XIV is an ETN which targets the inverse daily return of VIX by shorting VIX futures.
As the monthly options cycle progresses, at the end of each business day the fund gradually transitions from the first month future to second month future. Normally (80% of the time), the longer contract is higher priced therefore selling (shorting) high and buying low. This is known as positive “roll yield” or “term” structural advantage.
This excellent chart from Trading Volatility shows the relationship:
Volatility tends to decrease during stock market rallies, reducing VIX and increasing XIV.
An alternative viewpoint is that the high returns result from the volatility risk premium (highly recommended) i.e. the risk of an explosion in volatility while holding XIV. Theoretically, XIV can go to zero overnight if VIX triples (approximately). The trade-off is ~100% per annum returns from 2004-2007 and 2009-2013.

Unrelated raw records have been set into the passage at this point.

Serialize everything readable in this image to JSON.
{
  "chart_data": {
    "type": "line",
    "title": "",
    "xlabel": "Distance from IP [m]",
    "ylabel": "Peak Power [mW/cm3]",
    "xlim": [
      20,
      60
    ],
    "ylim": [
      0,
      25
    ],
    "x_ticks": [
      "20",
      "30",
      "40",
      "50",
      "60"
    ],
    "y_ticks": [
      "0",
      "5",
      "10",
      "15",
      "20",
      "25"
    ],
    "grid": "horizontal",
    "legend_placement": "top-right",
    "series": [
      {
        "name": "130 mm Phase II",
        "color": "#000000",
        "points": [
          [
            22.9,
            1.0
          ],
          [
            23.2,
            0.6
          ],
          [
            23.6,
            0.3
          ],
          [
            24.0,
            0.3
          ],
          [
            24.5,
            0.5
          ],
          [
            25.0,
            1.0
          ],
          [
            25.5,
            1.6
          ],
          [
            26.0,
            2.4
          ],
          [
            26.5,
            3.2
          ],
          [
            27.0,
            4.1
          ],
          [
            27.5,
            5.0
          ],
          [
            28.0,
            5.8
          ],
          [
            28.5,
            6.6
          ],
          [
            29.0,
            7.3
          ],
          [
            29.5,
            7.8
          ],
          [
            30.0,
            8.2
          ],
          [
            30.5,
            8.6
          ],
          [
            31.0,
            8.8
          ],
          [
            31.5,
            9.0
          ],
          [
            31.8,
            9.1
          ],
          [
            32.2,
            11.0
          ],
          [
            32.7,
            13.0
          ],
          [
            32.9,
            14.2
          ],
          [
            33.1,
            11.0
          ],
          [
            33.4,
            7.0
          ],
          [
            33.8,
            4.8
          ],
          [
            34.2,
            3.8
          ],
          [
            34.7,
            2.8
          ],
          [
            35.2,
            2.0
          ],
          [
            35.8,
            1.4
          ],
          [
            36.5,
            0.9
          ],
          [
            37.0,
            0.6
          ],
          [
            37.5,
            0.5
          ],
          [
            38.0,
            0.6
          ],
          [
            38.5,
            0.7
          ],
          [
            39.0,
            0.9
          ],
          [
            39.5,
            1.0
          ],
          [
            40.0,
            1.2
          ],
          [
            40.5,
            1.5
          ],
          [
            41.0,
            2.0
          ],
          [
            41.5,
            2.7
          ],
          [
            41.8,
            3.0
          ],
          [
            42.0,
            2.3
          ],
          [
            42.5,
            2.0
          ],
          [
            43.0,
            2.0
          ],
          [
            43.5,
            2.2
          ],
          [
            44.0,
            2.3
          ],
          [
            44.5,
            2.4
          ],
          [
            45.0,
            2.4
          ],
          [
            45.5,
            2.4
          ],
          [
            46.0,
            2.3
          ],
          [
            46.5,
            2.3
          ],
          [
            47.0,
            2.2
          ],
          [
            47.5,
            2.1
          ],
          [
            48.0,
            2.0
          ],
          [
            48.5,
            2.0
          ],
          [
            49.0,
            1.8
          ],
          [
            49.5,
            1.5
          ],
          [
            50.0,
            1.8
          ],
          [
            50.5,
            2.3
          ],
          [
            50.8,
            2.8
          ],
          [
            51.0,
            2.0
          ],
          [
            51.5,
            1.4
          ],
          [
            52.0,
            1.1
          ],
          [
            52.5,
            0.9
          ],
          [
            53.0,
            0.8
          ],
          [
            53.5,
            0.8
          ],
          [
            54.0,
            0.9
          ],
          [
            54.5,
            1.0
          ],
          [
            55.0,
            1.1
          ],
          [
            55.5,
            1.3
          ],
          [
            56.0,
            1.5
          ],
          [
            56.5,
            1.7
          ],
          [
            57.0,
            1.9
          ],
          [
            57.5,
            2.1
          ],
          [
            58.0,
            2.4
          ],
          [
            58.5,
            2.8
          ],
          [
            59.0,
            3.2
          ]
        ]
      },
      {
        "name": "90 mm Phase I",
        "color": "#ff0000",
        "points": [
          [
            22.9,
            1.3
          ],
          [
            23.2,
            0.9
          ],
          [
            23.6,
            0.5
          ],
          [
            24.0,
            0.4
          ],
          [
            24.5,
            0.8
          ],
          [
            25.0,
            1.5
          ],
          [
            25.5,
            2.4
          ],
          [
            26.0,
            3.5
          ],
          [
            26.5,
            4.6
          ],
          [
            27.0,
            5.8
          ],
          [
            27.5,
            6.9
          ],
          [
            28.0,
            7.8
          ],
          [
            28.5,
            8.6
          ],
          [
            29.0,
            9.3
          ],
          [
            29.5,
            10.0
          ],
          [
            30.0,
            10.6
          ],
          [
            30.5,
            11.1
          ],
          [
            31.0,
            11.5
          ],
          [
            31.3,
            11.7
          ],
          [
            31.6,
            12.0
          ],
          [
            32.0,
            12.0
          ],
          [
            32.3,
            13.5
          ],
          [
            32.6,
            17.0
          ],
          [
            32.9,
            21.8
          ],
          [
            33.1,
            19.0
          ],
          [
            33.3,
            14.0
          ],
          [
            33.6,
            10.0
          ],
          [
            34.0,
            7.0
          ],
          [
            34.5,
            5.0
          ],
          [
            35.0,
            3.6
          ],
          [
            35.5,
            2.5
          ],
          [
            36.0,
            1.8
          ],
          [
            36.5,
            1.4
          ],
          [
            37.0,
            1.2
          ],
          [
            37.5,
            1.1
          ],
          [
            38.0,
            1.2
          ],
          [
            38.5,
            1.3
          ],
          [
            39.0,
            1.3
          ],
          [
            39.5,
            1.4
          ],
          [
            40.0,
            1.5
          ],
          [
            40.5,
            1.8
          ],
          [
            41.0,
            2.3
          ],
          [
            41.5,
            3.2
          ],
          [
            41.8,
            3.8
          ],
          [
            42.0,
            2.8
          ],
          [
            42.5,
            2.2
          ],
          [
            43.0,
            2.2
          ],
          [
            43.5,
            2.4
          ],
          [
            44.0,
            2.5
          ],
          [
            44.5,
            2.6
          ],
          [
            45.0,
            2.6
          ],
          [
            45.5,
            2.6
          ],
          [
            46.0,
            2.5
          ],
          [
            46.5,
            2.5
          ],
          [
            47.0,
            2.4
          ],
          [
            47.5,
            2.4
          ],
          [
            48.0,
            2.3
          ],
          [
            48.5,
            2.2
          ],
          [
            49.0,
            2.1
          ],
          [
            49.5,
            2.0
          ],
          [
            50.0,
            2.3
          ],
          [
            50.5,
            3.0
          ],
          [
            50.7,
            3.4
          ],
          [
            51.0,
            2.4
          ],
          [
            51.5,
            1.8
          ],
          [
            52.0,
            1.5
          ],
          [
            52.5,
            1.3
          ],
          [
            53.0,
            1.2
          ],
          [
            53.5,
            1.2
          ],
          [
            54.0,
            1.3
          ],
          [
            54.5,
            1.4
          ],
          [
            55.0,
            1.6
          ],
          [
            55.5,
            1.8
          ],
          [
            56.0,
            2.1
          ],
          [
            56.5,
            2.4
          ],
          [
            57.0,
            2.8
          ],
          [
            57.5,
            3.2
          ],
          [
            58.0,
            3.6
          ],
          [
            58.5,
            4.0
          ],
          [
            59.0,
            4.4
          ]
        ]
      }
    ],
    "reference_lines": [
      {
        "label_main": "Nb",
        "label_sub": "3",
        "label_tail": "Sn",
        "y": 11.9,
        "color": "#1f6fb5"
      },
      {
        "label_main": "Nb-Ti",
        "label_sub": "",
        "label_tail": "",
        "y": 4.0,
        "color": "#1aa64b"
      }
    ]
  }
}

One idea is to hold most of the portfolio in low beta funds (total return ~20% outside recessions) with, say, 10% allocated to a XIV “roll yield” and/or “breadth based” strategy. This could boost total annual returns by 10% (to 30%) with a small chance of XIV going to zero (probably during a recession but could be any time).
XIV allocation should be tax sheltered due to higher transaction frequency and sized so that the zero case is not catastrophic.